How can society ensure that financial markets channel funds into sustainable investments and assets that tackle climate change? Islamic finance has some answers.
Traditional market finance is supposed to be the best way of pricing risk. But there can be many costs – so-called externalities – that are not captured by market prices.
If a firm produces poor quality baby food, for example, that can be a heavy burden for others. The firm, however, may not pay for any of those costs unless regulators and legislators step in.
The costs of climate change are another example of what many would see as market failure. Private investors often have little interest in protecting public goods like clean air and water.
Thomas Helbling of the IMF has said that “environmental issues often face a collective action problem”. But is there any way for private markets to try to tackle that?
Islamic finance is ethical and sustainable
“Ethical finance is fundamental to what Islamic finance represents.” That’s the view of Dr Scott Levy, CEO of Bedford Row, who was speaking at the IFN UK Islamic Forum in early December 2020.
Levy argued that in not learning from Islamic finance, markets had missed an opportunity. “Islamic finance is almost what sustainable investment and ESG investing is catching up with.”
However, there is still limited demand for Islamic assets.

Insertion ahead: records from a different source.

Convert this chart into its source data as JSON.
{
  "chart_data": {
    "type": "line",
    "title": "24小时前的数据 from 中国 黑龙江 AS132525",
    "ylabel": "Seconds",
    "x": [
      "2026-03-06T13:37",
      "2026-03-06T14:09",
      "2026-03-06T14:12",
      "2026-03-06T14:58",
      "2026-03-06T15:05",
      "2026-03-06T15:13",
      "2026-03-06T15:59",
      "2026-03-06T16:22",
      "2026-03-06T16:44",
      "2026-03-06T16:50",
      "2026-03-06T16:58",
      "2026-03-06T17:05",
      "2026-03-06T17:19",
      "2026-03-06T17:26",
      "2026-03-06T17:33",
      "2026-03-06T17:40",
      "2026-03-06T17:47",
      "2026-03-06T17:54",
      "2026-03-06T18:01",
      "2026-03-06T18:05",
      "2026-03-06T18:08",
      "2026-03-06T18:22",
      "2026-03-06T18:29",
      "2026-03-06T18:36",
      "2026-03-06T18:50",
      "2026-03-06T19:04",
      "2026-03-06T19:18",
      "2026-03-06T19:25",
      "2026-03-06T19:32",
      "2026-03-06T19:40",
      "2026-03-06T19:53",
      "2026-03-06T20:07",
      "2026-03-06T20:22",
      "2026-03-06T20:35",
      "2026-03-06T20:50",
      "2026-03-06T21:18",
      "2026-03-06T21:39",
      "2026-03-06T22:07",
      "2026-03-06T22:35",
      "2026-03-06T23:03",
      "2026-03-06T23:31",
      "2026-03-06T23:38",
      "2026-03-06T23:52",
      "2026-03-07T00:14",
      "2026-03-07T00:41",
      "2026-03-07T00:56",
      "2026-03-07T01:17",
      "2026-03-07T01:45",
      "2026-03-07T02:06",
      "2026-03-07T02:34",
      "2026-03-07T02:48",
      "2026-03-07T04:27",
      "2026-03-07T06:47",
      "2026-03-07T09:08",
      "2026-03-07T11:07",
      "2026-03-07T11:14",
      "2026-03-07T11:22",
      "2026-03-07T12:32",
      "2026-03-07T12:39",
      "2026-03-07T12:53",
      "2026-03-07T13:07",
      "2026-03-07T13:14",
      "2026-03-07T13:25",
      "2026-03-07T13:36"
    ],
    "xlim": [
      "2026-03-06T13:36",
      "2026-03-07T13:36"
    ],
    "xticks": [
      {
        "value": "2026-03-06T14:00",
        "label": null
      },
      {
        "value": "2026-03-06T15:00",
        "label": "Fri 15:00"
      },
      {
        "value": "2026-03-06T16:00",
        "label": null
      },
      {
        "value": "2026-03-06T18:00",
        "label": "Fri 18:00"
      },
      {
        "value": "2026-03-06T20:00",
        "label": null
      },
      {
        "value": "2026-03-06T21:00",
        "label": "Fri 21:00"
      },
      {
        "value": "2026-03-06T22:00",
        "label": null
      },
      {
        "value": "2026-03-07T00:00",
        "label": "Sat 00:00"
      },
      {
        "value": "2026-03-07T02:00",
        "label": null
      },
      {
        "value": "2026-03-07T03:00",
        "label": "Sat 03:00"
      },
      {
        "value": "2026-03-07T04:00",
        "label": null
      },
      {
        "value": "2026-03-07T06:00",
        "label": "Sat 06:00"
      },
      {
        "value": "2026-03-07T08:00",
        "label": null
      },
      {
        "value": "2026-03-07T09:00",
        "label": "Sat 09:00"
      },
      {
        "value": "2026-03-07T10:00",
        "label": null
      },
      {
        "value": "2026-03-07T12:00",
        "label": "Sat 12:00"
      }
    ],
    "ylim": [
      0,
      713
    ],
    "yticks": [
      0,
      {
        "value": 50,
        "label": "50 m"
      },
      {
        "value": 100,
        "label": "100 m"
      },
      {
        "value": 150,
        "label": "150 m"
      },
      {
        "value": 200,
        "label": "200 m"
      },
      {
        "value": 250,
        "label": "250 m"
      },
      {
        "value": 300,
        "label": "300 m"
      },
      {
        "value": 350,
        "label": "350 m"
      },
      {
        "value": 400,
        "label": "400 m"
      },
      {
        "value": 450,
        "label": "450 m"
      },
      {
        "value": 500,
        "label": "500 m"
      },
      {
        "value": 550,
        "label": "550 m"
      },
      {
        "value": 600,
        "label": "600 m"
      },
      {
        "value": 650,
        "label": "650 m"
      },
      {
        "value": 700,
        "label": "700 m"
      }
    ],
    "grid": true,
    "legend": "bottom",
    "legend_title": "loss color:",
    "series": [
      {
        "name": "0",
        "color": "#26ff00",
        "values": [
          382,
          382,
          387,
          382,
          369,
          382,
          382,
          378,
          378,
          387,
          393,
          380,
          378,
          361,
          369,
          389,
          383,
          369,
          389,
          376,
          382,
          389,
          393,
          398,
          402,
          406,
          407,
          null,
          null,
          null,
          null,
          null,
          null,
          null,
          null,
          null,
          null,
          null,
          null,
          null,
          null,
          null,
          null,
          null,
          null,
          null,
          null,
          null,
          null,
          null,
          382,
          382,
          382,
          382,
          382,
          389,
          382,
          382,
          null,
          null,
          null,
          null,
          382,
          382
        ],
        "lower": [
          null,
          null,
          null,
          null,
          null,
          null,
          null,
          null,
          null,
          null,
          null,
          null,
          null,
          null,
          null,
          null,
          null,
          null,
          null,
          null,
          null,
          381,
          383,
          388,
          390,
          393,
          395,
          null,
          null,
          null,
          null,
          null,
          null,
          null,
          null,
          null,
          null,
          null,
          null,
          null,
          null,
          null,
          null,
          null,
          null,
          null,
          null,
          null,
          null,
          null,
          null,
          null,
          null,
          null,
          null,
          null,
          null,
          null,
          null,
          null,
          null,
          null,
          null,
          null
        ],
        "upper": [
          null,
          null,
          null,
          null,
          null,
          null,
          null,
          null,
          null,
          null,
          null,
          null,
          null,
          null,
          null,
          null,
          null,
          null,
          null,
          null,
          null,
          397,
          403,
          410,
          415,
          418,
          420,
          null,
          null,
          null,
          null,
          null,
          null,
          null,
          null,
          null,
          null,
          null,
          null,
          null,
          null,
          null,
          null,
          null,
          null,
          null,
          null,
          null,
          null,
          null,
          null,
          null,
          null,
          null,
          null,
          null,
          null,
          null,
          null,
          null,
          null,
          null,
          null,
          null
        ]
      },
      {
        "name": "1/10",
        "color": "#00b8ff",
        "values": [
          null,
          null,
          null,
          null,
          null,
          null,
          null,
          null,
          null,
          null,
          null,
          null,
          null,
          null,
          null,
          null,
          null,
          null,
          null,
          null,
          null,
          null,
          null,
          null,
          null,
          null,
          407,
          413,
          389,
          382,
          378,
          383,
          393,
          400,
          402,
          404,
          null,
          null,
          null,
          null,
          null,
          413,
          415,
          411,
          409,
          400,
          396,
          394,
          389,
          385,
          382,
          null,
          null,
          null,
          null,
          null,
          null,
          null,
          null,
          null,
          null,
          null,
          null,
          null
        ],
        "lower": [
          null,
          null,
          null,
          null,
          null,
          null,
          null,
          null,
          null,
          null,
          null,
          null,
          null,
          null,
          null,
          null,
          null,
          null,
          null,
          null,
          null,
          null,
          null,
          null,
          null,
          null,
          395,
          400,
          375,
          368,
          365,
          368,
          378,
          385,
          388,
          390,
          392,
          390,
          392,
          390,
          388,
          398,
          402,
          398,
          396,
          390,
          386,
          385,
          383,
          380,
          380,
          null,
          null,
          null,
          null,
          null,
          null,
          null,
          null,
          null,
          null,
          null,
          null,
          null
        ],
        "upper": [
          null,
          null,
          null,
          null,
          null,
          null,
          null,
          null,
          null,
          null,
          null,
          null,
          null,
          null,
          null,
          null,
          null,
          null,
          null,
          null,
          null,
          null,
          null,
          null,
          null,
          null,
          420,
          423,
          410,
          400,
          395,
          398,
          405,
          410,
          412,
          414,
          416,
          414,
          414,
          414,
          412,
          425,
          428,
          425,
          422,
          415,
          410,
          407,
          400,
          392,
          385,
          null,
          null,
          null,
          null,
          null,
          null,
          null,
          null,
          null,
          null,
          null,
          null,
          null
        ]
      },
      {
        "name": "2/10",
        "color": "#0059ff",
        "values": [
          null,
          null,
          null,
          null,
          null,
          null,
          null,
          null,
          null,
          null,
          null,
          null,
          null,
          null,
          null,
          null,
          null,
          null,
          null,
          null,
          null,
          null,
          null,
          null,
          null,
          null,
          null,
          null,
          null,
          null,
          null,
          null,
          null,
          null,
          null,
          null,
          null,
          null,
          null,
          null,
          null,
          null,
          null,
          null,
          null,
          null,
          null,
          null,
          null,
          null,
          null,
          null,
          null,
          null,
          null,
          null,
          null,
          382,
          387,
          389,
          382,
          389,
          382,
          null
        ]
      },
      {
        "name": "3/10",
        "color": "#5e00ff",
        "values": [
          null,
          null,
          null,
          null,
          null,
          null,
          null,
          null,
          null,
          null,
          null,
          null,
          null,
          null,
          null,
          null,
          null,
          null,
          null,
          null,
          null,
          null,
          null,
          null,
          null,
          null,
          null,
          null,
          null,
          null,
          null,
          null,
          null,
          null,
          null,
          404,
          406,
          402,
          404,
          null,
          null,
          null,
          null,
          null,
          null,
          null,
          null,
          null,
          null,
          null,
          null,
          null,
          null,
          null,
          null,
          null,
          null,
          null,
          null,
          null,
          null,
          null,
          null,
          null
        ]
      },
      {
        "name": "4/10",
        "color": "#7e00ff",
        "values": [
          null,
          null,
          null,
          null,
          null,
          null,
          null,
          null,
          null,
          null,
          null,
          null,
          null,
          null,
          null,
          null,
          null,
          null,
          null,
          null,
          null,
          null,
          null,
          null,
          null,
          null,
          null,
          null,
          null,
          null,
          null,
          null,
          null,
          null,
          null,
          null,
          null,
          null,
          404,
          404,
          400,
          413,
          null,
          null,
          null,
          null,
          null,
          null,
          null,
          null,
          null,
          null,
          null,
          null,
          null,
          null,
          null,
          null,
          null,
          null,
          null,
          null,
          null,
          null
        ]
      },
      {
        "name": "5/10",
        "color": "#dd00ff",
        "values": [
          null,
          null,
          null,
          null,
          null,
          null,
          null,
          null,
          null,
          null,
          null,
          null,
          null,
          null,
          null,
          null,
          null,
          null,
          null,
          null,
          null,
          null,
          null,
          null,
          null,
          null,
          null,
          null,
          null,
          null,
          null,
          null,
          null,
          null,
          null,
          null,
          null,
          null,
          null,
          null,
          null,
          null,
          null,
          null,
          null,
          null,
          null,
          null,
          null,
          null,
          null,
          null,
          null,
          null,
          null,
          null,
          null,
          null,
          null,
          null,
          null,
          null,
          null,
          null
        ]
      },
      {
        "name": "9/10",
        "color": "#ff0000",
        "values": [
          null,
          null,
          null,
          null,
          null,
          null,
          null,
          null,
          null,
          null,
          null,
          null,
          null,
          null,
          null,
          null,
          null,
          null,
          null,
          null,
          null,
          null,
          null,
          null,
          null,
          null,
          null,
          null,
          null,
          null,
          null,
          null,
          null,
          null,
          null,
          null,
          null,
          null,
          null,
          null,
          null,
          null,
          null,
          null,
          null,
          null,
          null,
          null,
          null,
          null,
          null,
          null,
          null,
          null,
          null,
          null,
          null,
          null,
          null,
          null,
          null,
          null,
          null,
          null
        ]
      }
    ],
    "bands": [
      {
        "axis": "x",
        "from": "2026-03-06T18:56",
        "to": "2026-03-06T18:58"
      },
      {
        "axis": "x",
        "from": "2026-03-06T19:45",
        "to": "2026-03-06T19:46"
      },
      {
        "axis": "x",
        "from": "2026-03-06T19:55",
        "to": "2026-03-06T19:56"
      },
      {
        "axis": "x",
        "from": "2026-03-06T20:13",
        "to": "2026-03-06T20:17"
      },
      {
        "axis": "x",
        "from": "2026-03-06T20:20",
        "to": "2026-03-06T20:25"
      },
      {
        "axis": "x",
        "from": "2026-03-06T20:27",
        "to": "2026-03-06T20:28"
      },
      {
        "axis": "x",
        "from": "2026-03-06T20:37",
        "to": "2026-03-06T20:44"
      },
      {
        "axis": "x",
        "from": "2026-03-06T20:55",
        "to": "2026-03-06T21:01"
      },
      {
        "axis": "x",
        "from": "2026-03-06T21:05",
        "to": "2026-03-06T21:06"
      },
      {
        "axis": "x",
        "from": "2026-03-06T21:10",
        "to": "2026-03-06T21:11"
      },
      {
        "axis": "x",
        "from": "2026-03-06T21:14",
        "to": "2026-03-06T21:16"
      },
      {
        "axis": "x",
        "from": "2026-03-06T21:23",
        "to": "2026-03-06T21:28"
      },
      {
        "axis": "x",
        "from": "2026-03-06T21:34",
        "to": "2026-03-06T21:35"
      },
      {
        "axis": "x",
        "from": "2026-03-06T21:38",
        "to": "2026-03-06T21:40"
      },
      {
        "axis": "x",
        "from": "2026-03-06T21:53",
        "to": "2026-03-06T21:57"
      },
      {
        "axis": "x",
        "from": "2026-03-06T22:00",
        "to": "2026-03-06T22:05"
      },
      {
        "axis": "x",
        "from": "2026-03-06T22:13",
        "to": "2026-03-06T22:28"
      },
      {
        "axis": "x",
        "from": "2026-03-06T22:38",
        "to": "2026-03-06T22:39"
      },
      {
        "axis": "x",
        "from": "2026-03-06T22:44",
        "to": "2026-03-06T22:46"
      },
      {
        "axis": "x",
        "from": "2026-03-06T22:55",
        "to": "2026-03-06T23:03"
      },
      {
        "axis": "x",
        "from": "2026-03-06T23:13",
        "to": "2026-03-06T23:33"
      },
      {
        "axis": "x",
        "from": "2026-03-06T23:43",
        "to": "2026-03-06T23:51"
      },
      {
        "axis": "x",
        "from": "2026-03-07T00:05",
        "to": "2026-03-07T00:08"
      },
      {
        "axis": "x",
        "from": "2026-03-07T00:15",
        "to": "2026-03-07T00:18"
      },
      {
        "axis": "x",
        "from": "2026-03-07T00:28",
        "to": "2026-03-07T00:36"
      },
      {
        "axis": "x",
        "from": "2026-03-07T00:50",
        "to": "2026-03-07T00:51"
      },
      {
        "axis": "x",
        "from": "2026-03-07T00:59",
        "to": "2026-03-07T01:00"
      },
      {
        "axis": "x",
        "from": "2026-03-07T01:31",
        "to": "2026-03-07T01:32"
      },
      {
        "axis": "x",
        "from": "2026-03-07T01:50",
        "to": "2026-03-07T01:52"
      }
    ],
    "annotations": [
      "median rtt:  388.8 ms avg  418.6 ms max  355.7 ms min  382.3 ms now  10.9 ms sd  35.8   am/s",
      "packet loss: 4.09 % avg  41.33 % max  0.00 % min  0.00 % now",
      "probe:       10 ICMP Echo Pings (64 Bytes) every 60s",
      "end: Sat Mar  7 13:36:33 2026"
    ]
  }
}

What’s the future for Islamic finance?
Could the absence of commonly agreed and recognised standards be holding Islamic finance back?
Whether or not an asset is Shari’ah compliant can, in some regions, depend on an Islamic scholar’s interpretation. That increases the risk of unexpected defaults.
Razvan Dumitrescu, of the European Bank for Reconstruction and Development (EBRD), said the issue was lack of simplicity.
“If you think that your peer issued a Eurobond, it may be easier to go with something fast. You know the investor pool is there and sometimes it is also about overall pricing. When there is a bit of a distressed situation, clients start looking more at short-term.”
Dumitrescu added that people are starting to converge on best practices and to build case studies.
Scott Levy argued that the best way forward for Islamic finance was to focus on the outcomes and impacts.
“Institutional investors can measure and value risk,” he said.
“We need to lower some of the barriers created by overcomplication. Put the risks and rewards in front of them, and let them make the appropriate decisions.”